Un marché en phase d’équilibre mais segmenté
À mi-année 2026, le réseau Orpi livre un diagnostic clair : le marché immobilier français se stabilise, mais cette accalmie masque des trajectoires très disparates selon les territoires. Sur l’ensemble du réseau, les volumes de compromis reculent de 0,7 % sur un an, tandis que le prix moyen national s’établit à 3 100 €/m², soit une légère baisse de 0,8 %.
Ce que cela change pour un acheteur
Concrètement, pour un ménage visant un appartement de 60 m², la facture moyenne s’approche de 186 000 € — hors frais — à l’échelle nationale. Avec un taux d’emprunt et une durée variables, ces montants se traduisent par des mensualités et des capacités d’achat très différentes : la moindre variation du prix au mètre carré peut représenter des centaines d’euros par mois sur un crédit de 20 ans. Cette stabilisation offre un répit, mais pas forcément une reprise généralisée.

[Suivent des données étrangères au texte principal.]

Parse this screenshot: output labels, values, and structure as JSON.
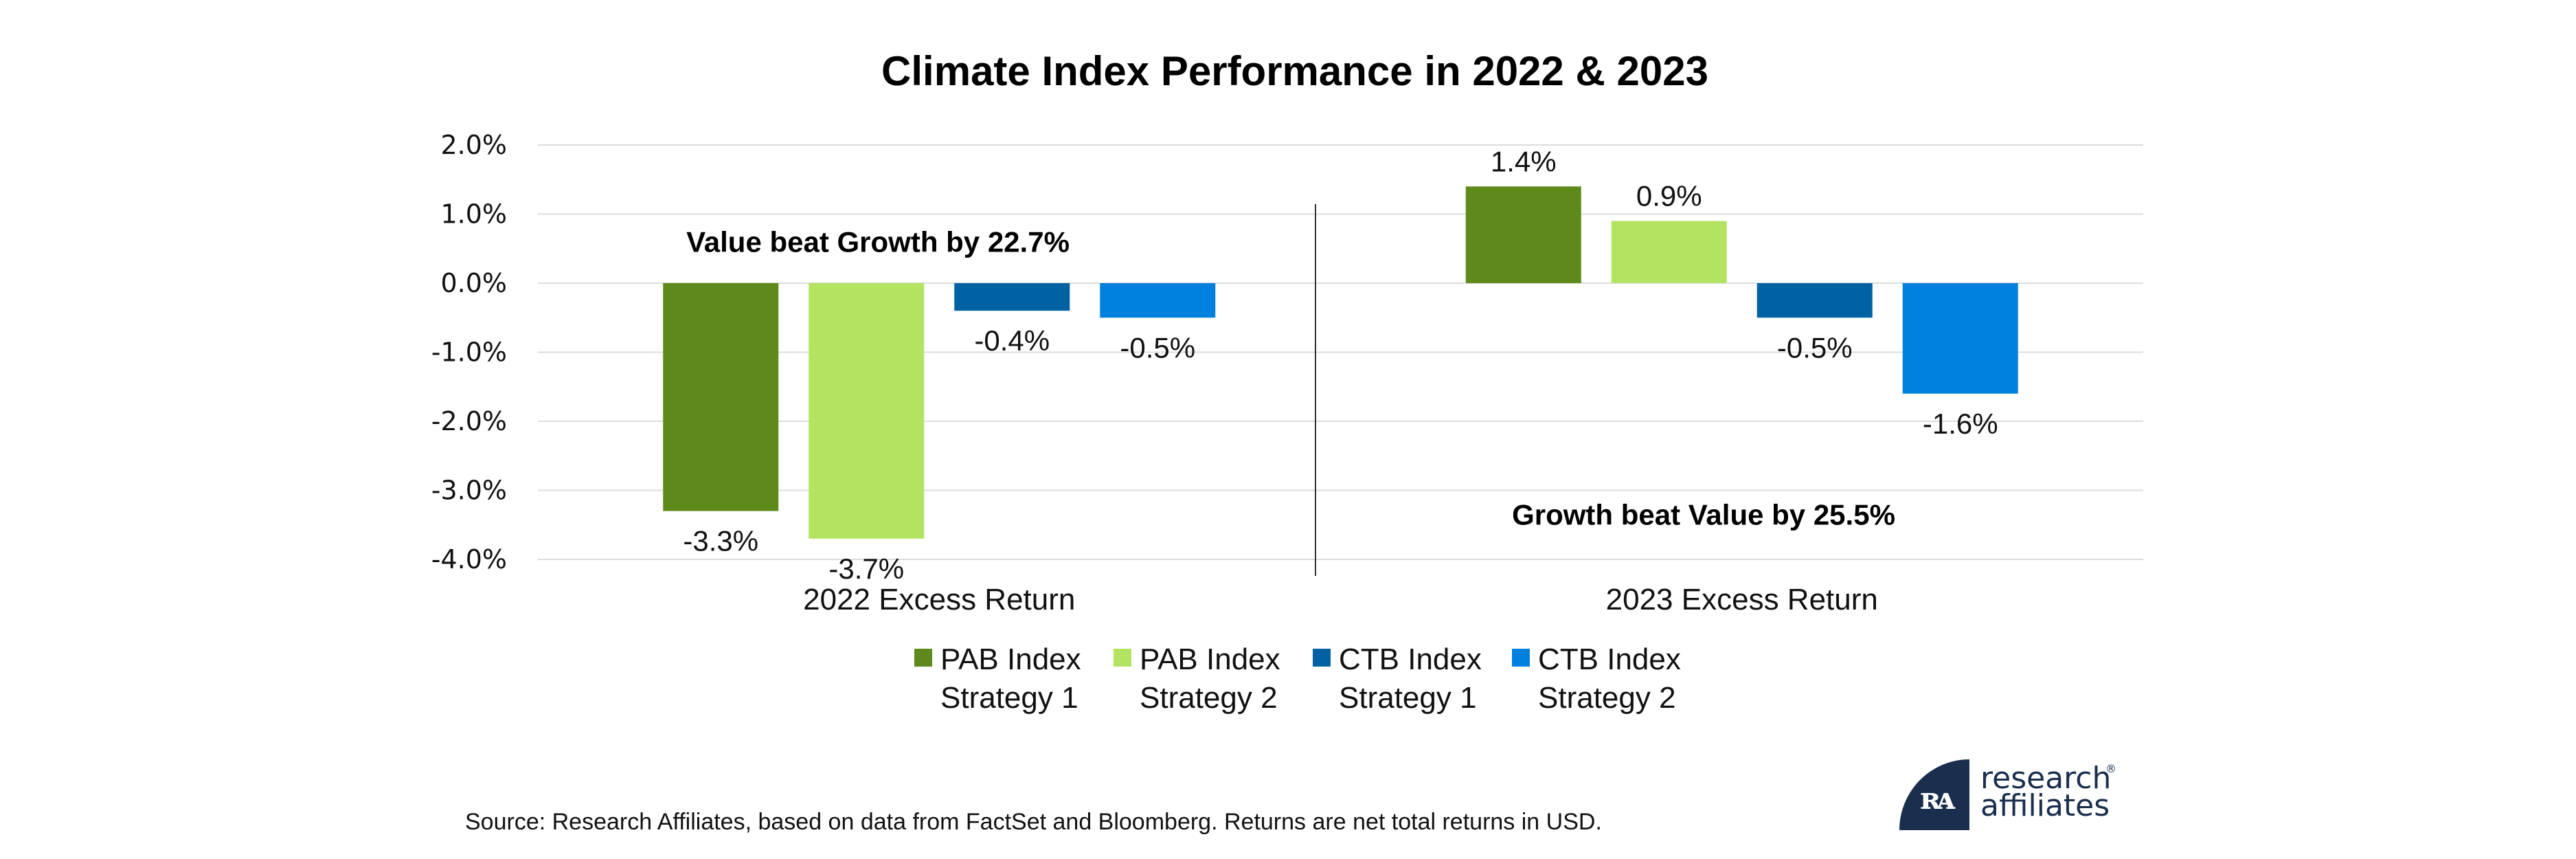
{
  "chart_data": {
    "type": "bar",
    "title": "Climate Index Performance in 2022 & 2023",
    "xlabel": "",
    "ylabel": "",
    "categories": [
      "2022 Excess Return",
      "2023 Excess Return"
    ],
    "series": [
      {
        "name": "PAB Index Strategy 1",
        "legend_lines": [
          "PAB Index",
          "Strategy 1"
        ],
        "color": "#5e8a1c",
        "values": [
          -3.3,
          1.4
        ],
        "labels": [
          "-3.3%",
          "1.4%"
        ]
      },
      {
        "name": "PAB Index Strategy 2",
        "legend_lines": [
          "PAB Index",
          "Strategy 2"
        ],
        "color": "#b2e462",
        "values": [
          -3.7,
          0.9
        ],
        "labels": [
          "-3.7%",
          "0.9%"
        ]
      },
      {
        "name": "CTB Index Strategy 1",
        "legend_lines": [
          "CTB Index",
          "Strategy 1"
        ],
        "color": "#0062a3",
        "values": [
          -0.4,
          -0.5
        ],
        "labels": [
          "-0.4%",
          "-0.5%"
        ]
      },
      {
        "name": "CTB Index Strategy 2",
        "legend_lines": [
          "CTB Index",
          "Strategy 2"
        ],
        "color": "#0080de",
        "values": [
          -0.5,
          -1.6
        ],
        "labels": [
          "-0.5%",
          "-1.6%"
        ]
      }
    ],
    "ylim": [
      -4.0,
      2.0
    ],
    "yticks": [
      2.0,
      1.0,
      0.0,
      -1.0,
      -2.0,
      -3.0,
      -4.0
    ],
    "ytick_labels": [
      "2.0%",
      "1.0%",
      "0.0%",
      "-1.0%",
      "-2.0%",
      "-3.0%",
      "-4.0%"
    ],
    "grid": true,
    "legend_position": "bottom",
    "annotations": [
      {
        "text": "Value beat Growth by 22.7%",
        "category": 0,
        "y": 0.6
      },
      {
        "text": "Growth beat Value by 25.5%",
        "category": 1,
        "y": -3.35
      }
    ]
  },
  "footer": {
    "source": "Source: Research Affiliates, based on data from FactSet and Bloomberg. Returns are net total returns in USD."
  },
  "logo": {
    "line1": "research",
    "line2": "affiliates",
    "mark": "ꭆ",
    "registered": "®"
  }
}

« Le marché immobilier retrouve progressivement son souffle. Bien qu’il existe encore des disparités entre les territoires et des instabilités récurrentes : le marché tient et les villes moyennes continuent de tirer », a indiqué Guillaume Martinaud, président du réseau Orpi.
Les gagnantes : les villes moyennes
Orpi met en avant une logique de relocalisation des demandes : des villes moyennes telles que Limoges, Avignon et Orléans affichent les meilleures dynamiques de volumes. Ces territoires offrent souvent un meilleur rapport prix/m² et des perspectives de surface plus généreuses, utiles pour réduire le coût au mètre carré et limiter la mensualité.
- Grandes métropoles (Paris, Lyon) : repli des transactions, freinées par des prix élevés et un crédit contraint.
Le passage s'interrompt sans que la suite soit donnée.